For want of a nail is a classic proverb in the military. The opposite is also true though. Sometimes what appears to be needless and futile sacrifice can turn out to have huge ramifications and win a battle, even though who sacrifice themselves will never know.
That is the story of Torpedo Squadron 8.
The Battle of Midway in 1942 is accepted as the turning point of the war in the Pacific. Over the course of two days of battle between the American and Japanese navy’s, conducted almost entirely by air, the Japanese suffered a resounding defeat losing four of its main carriers.
A prominent naval historian has called the battle the “most stunning and decisive blow in the history of naval warfare.”
Credit must be given to the cryptographers who broke the Japanese code, but I always focus on one unit when I think of this battle: Torpedo Squadron 8.

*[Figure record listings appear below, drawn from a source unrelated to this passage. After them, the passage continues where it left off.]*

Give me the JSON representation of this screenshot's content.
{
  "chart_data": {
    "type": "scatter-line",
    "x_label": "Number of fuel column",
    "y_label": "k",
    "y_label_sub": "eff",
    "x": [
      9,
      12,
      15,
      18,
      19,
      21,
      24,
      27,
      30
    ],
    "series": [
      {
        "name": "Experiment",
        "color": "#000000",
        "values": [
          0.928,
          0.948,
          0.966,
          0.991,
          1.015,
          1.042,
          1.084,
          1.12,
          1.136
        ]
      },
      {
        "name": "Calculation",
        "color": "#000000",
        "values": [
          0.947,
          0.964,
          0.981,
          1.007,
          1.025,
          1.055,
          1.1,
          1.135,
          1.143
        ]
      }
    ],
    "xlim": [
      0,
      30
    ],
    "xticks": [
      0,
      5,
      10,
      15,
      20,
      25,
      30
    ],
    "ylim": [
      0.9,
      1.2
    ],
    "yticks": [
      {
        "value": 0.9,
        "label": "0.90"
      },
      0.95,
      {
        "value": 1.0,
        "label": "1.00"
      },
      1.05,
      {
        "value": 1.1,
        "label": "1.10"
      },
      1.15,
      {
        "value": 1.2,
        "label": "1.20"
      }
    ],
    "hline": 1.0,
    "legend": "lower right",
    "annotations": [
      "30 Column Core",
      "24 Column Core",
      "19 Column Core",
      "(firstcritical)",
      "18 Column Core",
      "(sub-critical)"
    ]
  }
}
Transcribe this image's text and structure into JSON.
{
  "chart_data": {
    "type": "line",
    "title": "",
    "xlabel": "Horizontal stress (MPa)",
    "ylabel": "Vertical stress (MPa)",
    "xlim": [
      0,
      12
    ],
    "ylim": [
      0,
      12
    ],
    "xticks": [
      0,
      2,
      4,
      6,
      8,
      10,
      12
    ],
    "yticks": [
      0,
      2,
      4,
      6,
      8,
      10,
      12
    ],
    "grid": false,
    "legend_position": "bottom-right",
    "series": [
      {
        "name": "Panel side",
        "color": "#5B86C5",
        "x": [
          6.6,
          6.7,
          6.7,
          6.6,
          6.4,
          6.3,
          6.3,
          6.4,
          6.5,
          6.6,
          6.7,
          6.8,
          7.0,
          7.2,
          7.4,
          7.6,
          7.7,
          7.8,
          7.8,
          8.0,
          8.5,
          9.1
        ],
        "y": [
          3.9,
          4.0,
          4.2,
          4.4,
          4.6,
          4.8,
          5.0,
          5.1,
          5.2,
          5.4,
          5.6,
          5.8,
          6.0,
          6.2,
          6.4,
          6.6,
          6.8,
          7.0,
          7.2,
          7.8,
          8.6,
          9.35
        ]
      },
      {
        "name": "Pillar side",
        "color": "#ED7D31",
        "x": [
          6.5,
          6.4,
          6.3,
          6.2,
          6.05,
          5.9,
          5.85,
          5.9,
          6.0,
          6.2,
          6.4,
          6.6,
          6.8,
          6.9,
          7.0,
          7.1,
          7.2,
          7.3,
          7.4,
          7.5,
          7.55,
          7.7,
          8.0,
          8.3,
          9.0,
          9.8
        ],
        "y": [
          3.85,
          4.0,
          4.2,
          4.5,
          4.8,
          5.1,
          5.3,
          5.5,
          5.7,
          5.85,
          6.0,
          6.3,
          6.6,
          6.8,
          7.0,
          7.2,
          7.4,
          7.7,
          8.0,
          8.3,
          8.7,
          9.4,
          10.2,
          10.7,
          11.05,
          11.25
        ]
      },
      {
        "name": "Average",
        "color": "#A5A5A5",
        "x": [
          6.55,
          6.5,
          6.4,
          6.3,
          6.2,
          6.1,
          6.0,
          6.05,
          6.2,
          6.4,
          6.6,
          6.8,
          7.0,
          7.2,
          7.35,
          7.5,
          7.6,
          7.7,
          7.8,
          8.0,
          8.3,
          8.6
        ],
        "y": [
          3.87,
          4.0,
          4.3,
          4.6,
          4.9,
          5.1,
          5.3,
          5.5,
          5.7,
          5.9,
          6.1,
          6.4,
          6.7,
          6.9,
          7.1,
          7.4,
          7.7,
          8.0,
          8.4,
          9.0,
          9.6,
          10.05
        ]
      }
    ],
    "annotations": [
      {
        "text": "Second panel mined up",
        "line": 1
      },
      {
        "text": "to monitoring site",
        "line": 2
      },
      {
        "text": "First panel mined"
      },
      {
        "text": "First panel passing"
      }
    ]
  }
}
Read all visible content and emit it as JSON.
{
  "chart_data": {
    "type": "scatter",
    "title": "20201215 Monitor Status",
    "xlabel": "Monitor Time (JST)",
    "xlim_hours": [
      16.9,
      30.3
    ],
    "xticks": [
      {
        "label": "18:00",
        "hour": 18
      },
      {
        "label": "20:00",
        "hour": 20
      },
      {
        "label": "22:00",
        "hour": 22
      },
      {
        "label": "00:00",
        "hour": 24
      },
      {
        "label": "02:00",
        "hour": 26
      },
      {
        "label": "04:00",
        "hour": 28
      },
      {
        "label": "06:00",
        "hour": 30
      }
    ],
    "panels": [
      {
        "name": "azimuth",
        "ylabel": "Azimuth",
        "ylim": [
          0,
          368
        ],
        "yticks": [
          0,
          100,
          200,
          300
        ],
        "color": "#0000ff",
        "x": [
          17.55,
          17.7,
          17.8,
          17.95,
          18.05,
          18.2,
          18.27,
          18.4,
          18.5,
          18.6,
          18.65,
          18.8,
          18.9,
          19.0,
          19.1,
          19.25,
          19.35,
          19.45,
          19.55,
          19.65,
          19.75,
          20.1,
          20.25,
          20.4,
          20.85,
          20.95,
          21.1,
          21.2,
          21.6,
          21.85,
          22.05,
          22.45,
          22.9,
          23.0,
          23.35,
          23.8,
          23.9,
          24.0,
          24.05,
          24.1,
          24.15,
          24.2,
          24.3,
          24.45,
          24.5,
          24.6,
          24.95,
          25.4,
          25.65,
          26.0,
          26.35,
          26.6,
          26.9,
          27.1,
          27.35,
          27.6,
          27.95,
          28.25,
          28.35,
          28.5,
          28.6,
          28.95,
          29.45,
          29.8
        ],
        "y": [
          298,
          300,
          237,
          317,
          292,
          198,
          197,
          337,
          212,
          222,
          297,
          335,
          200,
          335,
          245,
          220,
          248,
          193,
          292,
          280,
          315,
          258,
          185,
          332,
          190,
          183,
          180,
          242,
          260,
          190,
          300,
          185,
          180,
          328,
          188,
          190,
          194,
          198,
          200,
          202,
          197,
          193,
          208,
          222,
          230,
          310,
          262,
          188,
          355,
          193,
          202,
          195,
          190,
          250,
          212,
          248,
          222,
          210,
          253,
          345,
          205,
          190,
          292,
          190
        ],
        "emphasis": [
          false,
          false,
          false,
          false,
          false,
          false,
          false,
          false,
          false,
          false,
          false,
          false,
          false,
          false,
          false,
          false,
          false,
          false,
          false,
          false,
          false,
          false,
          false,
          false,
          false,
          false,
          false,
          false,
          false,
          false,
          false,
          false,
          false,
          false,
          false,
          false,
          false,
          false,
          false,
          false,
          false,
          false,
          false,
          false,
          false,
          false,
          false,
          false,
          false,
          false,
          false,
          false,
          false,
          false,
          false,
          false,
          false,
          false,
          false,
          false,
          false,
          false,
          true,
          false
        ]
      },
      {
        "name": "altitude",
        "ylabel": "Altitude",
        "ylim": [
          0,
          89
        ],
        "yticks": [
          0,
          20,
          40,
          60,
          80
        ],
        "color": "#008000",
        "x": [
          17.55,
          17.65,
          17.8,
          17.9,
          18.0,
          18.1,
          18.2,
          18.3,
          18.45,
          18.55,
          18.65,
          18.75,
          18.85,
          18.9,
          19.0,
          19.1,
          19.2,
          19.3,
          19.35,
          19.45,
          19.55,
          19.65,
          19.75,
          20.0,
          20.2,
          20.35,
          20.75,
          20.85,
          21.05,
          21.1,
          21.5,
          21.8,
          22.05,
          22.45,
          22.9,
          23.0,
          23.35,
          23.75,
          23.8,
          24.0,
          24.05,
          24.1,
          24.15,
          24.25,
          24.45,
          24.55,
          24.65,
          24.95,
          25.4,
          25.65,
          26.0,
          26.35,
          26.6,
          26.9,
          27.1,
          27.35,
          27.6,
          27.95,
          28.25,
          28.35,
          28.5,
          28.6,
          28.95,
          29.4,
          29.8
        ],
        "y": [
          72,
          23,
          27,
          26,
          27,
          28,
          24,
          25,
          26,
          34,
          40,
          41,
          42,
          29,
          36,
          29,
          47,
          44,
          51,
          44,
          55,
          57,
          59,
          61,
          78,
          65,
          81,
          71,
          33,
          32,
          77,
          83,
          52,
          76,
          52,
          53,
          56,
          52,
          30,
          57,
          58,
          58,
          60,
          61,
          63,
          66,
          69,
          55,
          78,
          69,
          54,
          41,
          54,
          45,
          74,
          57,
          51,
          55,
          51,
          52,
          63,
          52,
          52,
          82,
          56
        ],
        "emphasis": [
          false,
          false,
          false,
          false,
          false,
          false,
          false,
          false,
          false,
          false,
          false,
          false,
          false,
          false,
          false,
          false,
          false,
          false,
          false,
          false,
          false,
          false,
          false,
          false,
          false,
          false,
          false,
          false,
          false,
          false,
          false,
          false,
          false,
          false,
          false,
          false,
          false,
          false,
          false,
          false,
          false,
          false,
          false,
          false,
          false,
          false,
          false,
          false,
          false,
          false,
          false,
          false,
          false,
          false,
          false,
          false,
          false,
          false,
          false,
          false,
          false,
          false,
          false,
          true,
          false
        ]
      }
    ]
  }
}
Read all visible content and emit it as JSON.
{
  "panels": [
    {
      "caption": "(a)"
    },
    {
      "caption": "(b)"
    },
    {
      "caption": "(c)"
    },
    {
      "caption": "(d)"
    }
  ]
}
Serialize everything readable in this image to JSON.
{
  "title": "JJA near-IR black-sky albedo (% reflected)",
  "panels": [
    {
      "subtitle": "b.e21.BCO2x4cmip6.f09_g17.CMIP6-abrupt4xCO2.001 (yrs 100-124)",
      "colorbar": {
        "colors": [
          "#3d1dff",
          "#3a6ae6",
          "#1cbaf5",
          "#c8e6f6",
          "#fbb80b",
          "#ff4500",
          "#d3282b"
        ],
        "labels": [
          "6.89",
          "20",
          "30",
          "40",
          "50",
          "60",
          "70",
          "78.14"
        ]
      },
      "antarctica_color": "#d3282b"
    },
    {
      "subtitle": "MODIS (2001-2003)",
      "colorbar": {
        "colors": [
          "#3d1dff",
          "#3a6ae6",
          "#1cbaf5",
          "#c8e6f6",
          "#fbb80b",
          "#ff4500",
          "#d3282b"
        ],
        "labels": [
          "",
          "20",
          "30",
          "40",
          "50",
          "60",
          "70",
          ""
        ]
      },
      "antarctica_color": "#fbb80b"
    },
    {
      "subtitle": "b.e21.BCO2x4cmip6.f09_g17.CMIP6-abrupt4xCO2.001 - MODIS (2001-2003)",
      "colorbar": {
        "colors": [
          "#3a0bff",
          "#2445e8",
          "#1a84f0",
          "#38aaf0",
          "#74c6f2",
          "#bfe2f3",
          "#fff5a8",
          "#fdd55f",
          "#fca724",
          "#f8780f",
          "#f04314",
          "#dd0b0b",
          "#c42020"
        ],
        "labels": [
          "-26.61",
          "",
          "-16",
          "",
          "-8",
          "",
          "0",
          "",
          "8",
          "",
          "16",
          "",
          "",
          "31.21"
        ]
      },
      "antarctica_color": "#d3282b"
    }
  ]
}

Because the launch of American planes was uneven at a critical point in the battle, the American squadrons that did find and attack the Japanese aircraft carriers did so piecemeal rather than in a coordinated attack as per doctrine. Nevertheless, without fighter cover, the 15 planes in Torpedo Squadron VT-8 (along with VT-6 and VT-3) attacked. It was, essentially, a suicide run given the lack of fighter coverage.
The Japanese fighters protecting their fleet made short work of the unaccompanied American torpedo planes as they flew straight in at low level to launch their torpedoes, making them easy targets. Nevertheless, the Navy pilots did it. All 15 planes of VT-8 were shot down and only one man survived, Ensign Gay. VT-6 lost 10 of 14 planes and VT-3 lost 10 of 12 planes.
Ensign Gay (on the right in the picture) ended up in the water near the Japanese carriers. And got to see what real effect the sacrifice of his comrades had wrought. Because the Japanese fighters were now all at sea level, were scattered, and had expended most of their ammunition and fuel on the torpedo planes, there was no protection at altitude for the Japanese carriers. The Japanese were completely exposed.
While all three torpedo squadrons were destroyed, the three dive bomber squadrons arrived at the perfect time. VB-6, VS-6 and VB-3 attacked and sank three of the four Japanese carriers, effectively winning the battle.
We must also remember those on the Yorktown, the one carrier (on the left) the US lost at that battle.
Those who sacrificed themselves in what was, by itself, a vain and suicidal attack, will never know that their sacrifice led the way to ultimate victory in the Pacific.